Sollten innerhalb der Inneren Medizin zwei Facharztqualifikationen erworben werden, beträgt
die gesamte Ausbildungszeit mindesten 8 Jahre.
Um der Komplexität der kardiologischen Erkrankungen gerecht zu werden, halten wir fundierte,
organübergreifende Kenntnisse der Inneren Medizin für essentiell und begrüßen insbesondere
den Erwerb der Facharztqualifikation Innere Medizin.

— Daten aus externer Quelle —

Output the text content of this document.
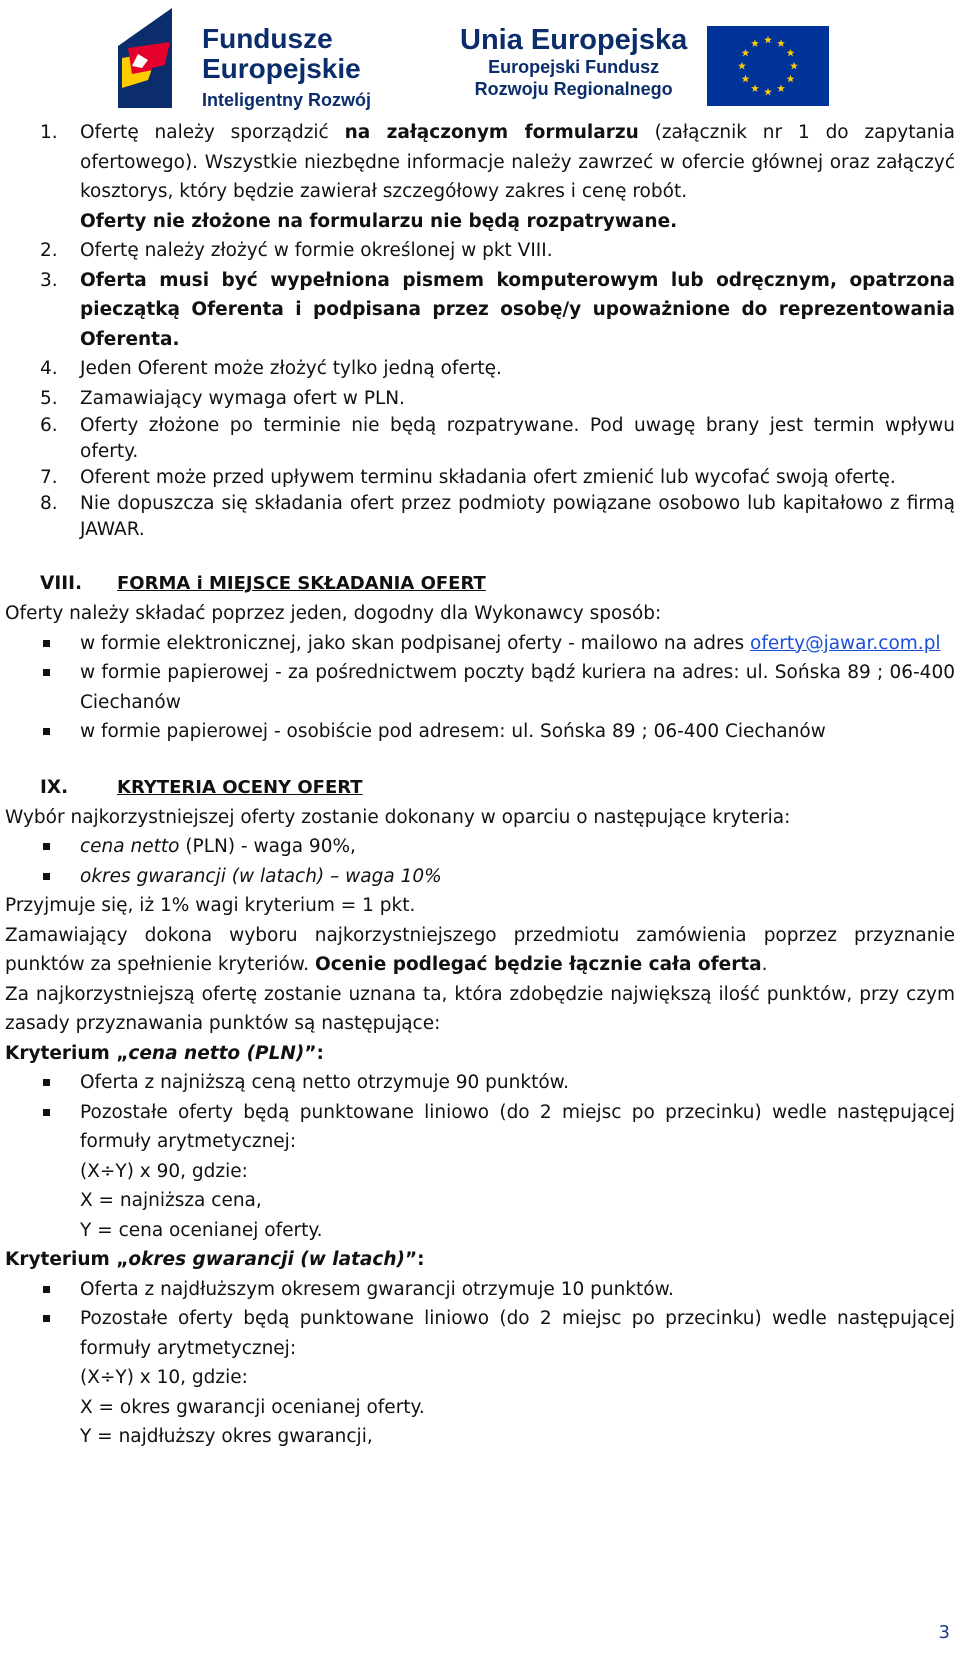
Fundusze
Europejskie
Inteligentny Rozwój
Unia Europejska
Europejski Fundusz
Rozwoju Regionalnego
1. Ofertę należy sporządzić na załączonym formularzu (załącznik nr 1 do zapytania ofertowego). Wszystkie niezbędne informacje należy zawrzeć w ofercie głównej oraz załączyć kosztorys, który będzie zawierał szczegółowy zakres i cenę robót.
Oferty nie złożone na formularzu nie będą rozpatrywane.
2. Ofertę należy złożyć w formie określonej w pkt VIII.
3. Oferta musi być wypełniona pismem komputerowym lub odręcznym, opatrzona pieczątką Oferenta i podpisana przez osobę/y upoważnione do reprezentowania Oferenta.
4. Jeden Oferent może złożyć tylko jedną ofertę.
5. Zamawiający wymaga ofert w PLN.
6. Oferty złożone po terminie nie będą rozpatrywane. Pod uwagę brany jest termin wpływu oferty.
7. Oferent może przed upływem terminu składania ofert zmienić lub wycofać swoją ofertę.
8. Nie dopuszcza się składania ofert przez podmioty powiązane osobowo lub kapitałowo z firmą JAWAR.
VIII. FORMA i MIEJSCE SKŁADANIA OFERT
Oferty należy składać poprzez jeden, dogodny dla Wykonawcy sposób:
w formie elektronicznej, jako skan podpisanej oferty - mailowo na adres oferty@jawar.com.pl
w formie papierowej - za pośrednictwem poczty bądź kuriera na adres: ul. Sońska 89 ; 06-400 Ciechanów
w formie papierowej - osobiście pod adresem: ul. Sońska 89 ; 06-400 Ciechanów
IX.	KRYTERIA OCENY OFERT
Wybór najkorzystniejszej oferty zostanie dokonany w oparciu o następujące kryteria:
cena netto (PLN) - waga 90%,
okres gwarancji (w latach) – waga 10%
Przyjmuje się, iż 1% wagi kryterium = 1 pkt.
Zamawiający dokona wyboru najkorzystniejszego przedmiotu zamówienia poprzez przyznanie punktów za spełnienie kryteriów. Ocenie podlegać będzie łącznie cała oferta.
Za najkorzystniejszą ofertę zostanie uznana ta, która zdobędzie największą ilość punktów, przy czym zasady przyznawania punktów są następujące:
Kryterium „cena netto (PLN)”:
Oferta z najniższą ceną netto otrzymuje 90 punktów.
Pozostałe oferty będą punktowane liniowo (do 2 miejsc po przecinku) wedle następującej formuły arytmetycznej:
(X÷Y) x 90, gdzie:
X = najniższa cena,
Y = cena ocenianej oferty.
Kryterium „okres gwarancji (w latach)”:
Oferta z najdłuższym okresem gwarancji otrzymuje 10 punktów.
Pozostałe oferty będą punktowane liniowo (do 2 miejsc po przecinku) wedle następującej formuły arytmetycznej:
(X÷Y) x 10, gdzie:
X = okres gwarancji ocenianej oferty.
Y = najdłuższy okres gwarancji,
3
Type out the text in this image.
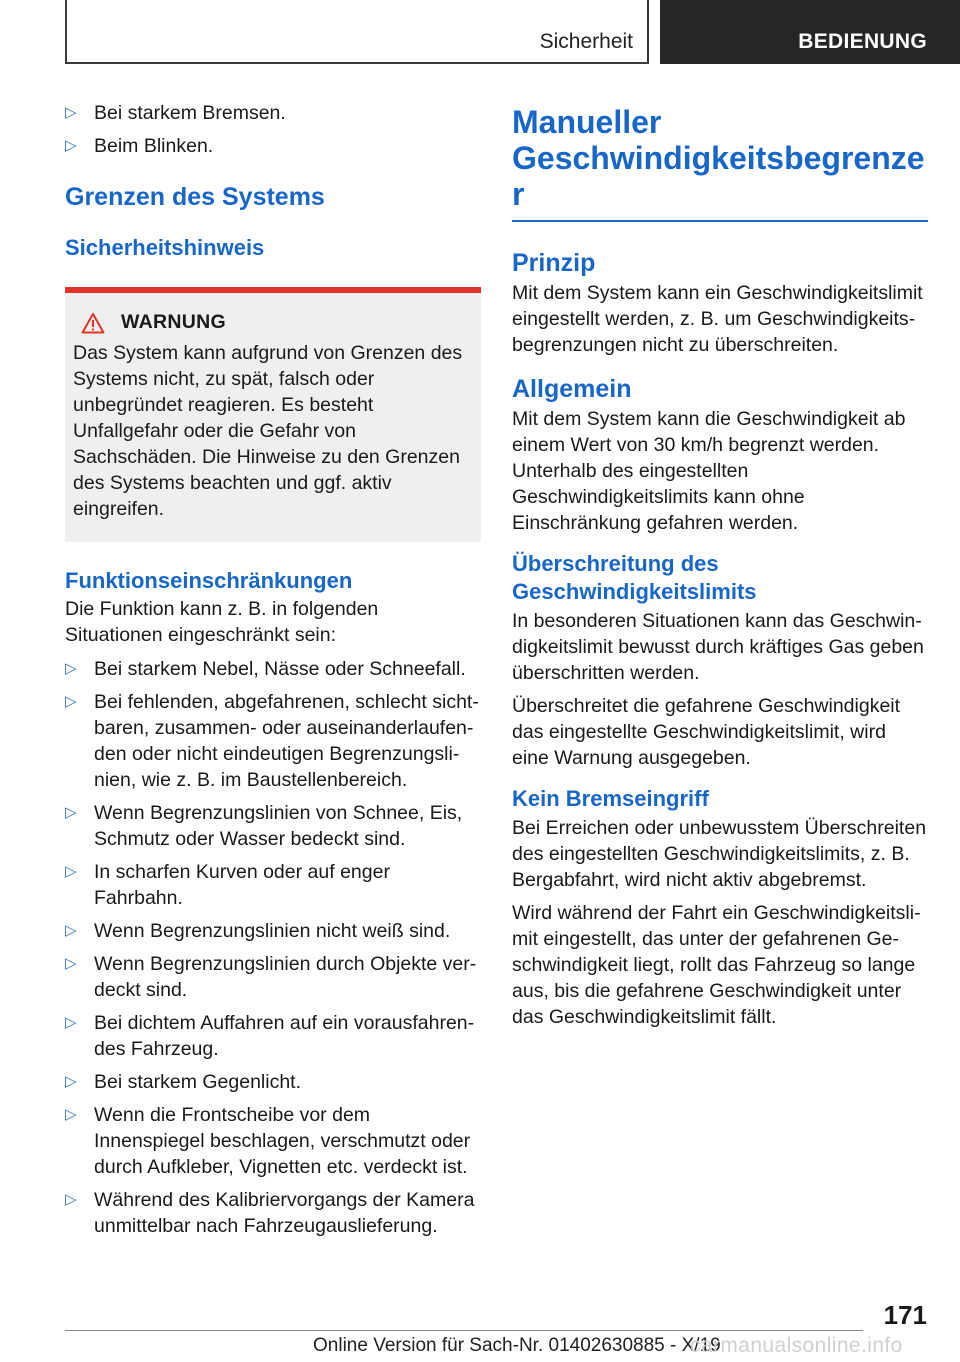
Sicherheit	BEDIENUNG
▷ Bei starkem Bremsen.
▷ Beim Blinken.
Grenzen des Systems
Sicherheitshinweis
WARNUNG
Das System kann aufgrund von Grenzen des Systems nicht, zu spät, falsch oder unbegründet reagieren. Es besteht Unfallgefahr oder die Gefahr von Sachschäden. Die Hinweise zu den Grenzen des Systems beachten und ggf. aktiv eingreifen.
Funktionseinschränkungen
Die Funktion kann z. B. in folgenden Situationen eingeschränkt sein:
▷ Bei starkem Nebel, Nässe oder Schneefall.
▷ Bei fehlenden, abgefahrenen, schlecht sichtbaren, zusammen- oder auseinanderlaufenden oder nicht eindeutigen Begrenzungslinien, wie z. B. im Baustellenbereich.
▷ Wenn Begrenzungslinien von Schnee, Eis, Schmutz oder Wasser bedeckt sind.
▷ In scharfen Kurven oder auf enger Fahrbahn.
▷ Wenn Begrenzungslinien nicht weiß sind.
▷ Wenn Begrenzungslinien durch Objekte verdeckt sind.
▷ Bei dichtem Auffahren auf ein vorausfahrendes Fahrzeug.
▷ Bei starkem Gegenlicht.
▷ Wenn die Frontscheibe vor dem Innenspiegel beschlagen, verschmutzt oder durch Aufkleber, Vignetten etc. verdeckt ist.
▷ Während des Kalibriervorgangs der Kamera unmittelbar nach Fahrzeugauslieferung.
Manueller Geschwindigkeitsbegrenze r
Prinzip
Mit dem System kann ein Geschwindigkeitslimit eingestellt werden, z. B. um Geschwindigkeitsbegrenzungen nicht zu überschreiten.
Allgemein
Mit dem System kann die Geschwindigkeit ab einem Wert von 30 km/h begrenzt werden. Unterhalb des eingestellten Geschwindigkeitslimits kann ohne Einschränkung gefahren werden.
Überschreitung des Geschwindigkeitslimits
In besonderen Situationen kann das Geschwindigkeitslimit bewusst durch kräftiges Gas geben überschritten werden.
Überschreitet die gefahrene Geschwindigkeit das eingestellte Geschwindigkeitslimit, wird eine Warnung ausgegeben.
Kein Bremseingriff
Bei Erreichen oder unbewusstem Überschreiten des eingestellten Geschwindigkeitslimits, z. B. Bergabfahrt, wird nicht aktiv abgebremst.
Wird während der Fahrt ein Geschwindigkeitslimit eingestellt, das unter der gefahrenen Geschwindigkeit liegt, rollt das Fahrzeug so lange aus, bis die gefahrene Geschwindigkeit unter das Geschwindigkeitslimit fällt.
171
Online Version für Sach-Nr. 01402630885 - X/19
carmanualsonline.info
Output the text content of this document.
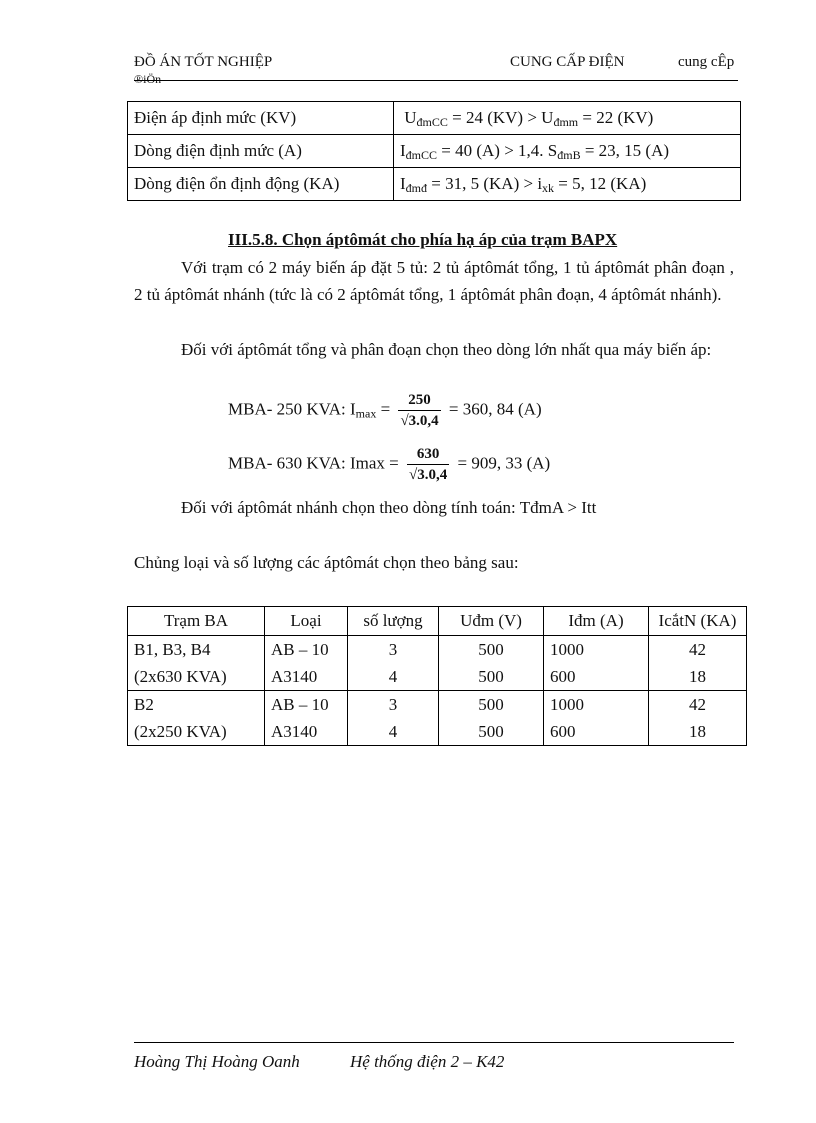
ĐỒ ÁN TỐT NGHIỆP
®iÖn
CUNG CẤP ĐIỆN	cung cÊp
Điện áp định mức (KV)	$U_{đmCC} = 24$ $(KV) > U_{đmm} = 22$ (KV)
Dòng điện định mức (A)	$I_{đmCC} = 40$ (A) > 1,4. $S_{đmB} = 23$, 15 (A)
Dòng điện ổn định động (KA)	$I_{đmđ} = 31$, 5 $(KA) > i_{xk} = 5$, 12 (KA)
III.5.8. Chọn áptômát cho phía hạ áp của trạm BAPX
Với trạm có 2 máy biến áp đặt 5 tủ: 2 tủ áptômát tổng, 1 tủ áptômát phân đoạn , 2 tủ áptômát nhánh (tức là có 2 áptômát tổng, 1 áptômát phân đoạn, 4 áptômát nhánh).
Đối với áptômát tổng và phân đoạn chọn theo dòng lớn nhất qua máy biến áp:
MBA- 250 KVA: $I_{max} = \frac{250}{√3.0,4} = 360$, 84 (A)
MBA- 630 KVA: $Imax = \frac{630}{√3.0,4} = 909$, 33 (A)
Đối với áptômát nhánh chọn theo dòng tính toán: TđmA > Itt
Chủng loại và số lượng các áptômát chọn theo bảng sau:
Trạm BA	Loại	số lượng	Uđm (V)	Iđm (A)	IcắtN (KA)
B1, B3, B4	AB – 10	3	500	1000	42
(2x630 KVA)	A3140	4	500	600	18
B2	AB – 10	3	500	1000	42
(2x250 KVA)	A3140	4	500	600	18
Hoàng Thị Hoàng Oanh	Hệ thống điện 2 – K42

12 Monate Stationstätigkeit auf der Station 5 (Schwerpunkt allgemeine Innere Medizin/ Kar‐
diologie) Diagnostik und Therapie kardialer Erkrankungen wie Herzinsuffizienz, KHK und arterieller Hypertonus, Lungenembolie, rhythmologischer Erkrankungen mit Schrittmacher- ,ICD- und CRTTherapie. Betreuung von Patienten nach stattgehabtem Myokardinfarkt und zur invasiven Koronardiagnostik, sowie Patienten zur invasiven elektrophysiologischen Diagnostik zur Abklärung
und Therapie supraventrikulärer und ventrikulärer Tachykardien und Behandlung allgemein internistischer Erkrankungen.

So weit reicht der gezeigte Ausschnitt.